The companies you are calling on have the money they need for anything they believe is a priority. If it’s tied to their strategic objectives, they’ll find the money.
How do you show your dream client that what you sell is what they need to achieve their goals and objectives?
AUTHORITY
The idea of authority was used to help salespeople find the one person they need with the formal authority to bind their organization to a deal. This was useful before companies started buying on consensus. Now, there is no decision-maker. Instead, there are decision-makers. I’ve personally sat in a room with 14 stakeholders, all of whom could say no to a deal individually, none who could or would say yes individually.
This doesn’t mean that you don’t need executive sponsorship. You do. You also need consensus.

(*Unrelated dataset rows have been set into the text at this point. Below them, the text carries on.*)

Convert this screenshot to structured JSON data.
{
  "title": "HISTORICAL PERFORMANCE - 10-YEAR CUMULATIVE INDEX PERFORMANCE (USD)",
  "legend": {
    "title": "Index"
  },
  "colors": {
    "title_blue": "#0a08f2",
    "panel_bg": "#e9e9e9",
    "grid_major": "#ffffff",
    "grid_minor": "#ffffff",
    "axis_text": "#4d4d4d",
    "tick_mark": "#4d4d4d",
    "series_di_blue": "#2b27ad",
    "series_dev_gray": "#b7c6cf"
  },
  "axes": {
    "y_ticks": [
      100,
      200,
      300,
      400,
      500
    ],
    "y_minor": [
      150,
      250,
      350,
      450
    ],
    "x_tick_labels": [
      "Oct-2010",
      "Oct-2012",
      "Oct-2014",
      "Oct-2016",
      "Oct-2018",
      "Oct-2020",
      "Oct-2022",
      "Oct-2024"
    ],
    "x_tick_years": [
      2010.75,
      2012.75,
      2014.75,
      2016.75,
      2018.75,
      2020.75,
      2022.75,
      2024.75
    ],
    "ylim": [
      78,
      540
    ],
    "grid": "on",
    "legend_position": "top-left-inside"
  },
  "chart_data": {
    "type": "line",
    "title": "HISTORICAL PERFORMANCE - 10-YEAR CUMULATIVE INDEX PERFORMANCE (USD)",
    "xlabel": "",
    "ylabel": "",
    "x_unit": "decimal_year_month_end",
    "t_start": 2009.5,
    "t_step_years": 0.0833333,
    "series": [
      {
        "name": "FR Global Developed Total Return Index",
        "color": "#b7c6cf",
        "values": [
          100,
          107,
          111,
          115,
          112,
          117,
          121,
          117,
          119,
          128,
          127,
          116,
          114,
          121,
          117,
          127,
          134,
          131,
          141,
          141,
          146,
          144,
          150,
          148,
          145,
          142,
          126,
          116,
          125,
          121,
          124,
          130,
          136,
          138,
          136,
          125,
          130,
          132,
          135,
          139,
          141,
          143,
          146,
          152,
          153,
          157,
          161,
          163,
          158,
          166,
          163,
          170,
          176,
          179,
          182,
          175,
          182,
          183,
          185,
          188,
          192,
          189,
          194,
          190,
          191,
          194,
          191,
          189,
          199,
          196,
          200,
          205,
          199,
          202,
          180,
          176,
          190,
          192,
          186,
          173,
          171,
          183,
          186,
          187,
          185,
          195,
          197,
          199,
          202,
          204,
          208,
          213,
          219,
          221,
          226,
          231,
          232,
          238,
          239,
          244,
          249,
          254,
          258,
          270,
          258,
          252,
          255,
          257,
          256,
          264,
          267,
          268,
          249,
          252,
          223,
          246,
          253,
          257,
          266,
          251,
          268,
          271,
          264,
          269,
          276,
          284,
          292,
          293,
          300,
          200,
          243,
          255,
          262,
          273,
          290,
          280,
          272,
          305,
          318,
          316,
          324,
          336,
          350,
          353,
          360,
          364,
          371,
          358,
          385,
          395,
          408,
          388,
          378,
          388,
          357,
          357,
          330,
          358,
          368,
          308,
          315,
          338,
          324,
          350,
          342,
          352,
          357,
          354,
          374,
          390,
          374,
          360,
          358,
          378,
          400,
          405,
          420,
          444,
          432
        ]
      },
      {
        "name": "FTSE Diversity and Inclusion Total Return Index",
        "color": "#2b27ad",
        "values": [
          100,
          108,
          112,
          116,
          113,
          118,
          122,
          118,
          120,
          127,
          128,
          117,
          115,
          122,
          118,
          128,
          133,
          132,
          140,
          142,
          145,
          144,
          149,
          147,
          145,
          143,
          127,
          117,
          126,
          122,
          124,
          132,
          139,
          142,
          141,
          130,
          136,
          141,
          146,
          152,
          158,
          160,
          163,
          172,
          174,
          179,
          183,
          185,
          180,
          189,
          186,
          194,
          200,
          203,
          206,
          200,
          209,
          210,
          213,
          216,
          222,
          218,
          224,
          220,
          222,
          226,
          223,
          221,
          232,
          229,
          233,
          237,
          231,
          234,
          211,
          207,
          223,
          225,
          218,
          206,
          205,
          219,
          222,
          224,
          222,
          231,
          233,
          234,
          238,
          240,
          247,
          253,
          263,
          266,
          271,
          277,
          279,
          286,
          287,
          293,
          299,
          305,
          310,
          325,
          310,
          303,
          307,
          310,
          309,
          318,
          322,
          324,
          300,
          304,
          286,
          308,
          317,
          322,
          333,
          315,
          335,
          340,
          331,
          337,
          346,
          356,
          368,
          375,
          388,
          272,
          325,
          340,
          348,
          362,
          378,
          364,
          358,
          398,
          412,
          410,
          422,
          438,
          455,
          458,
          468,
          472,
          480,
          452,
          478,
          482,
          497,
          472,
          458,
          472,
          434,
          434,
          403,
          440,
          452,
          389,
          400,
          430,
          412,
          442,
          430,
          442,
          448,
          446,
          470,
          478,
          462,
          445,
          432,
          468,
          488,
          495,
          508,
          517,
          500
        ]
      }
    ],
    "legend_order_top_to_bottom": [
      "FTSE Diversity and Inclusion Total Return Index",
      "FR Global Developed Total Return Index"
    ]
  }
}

How do you find the stakeholders you need to build the consensus necessary so that the one person with the formal authority is willing to bind their organization to a contract?
NEED
I’d love to tell you that your dream clients are desperately waiting for you to call on them. It would be wonderful if your dream client’s business would cease existing tomorrow without you and your solution. But your dream client will still exist tomorrow, with or without your solution.
Many of your dream clients aren’t dissatisfied enough to change. This is why ideas like The Challenger Sale and Insight Selling are so sexy; they help you develop a need where none exists. Unless your dream client already buys what you sell, you need to create and develop the need.
This is why you don’t like your leads. You now do the work of “need generation.”
TIME
You aren’t likely to find time as a factor. Your dream client can change today, but tomorrow works too. So does next quarter. Sure they’re leaving money on the table, but they’ve lived with their problems for so long they trust them more than they trust your solution. Your solution means change.
Unless you tie what you sell to your dream client’s strategic objective, and unless your value proposition is compelling because the strategic goal is already compelling. The more you can prove that change is necessary and that sooner is better than later, the more urgency you create.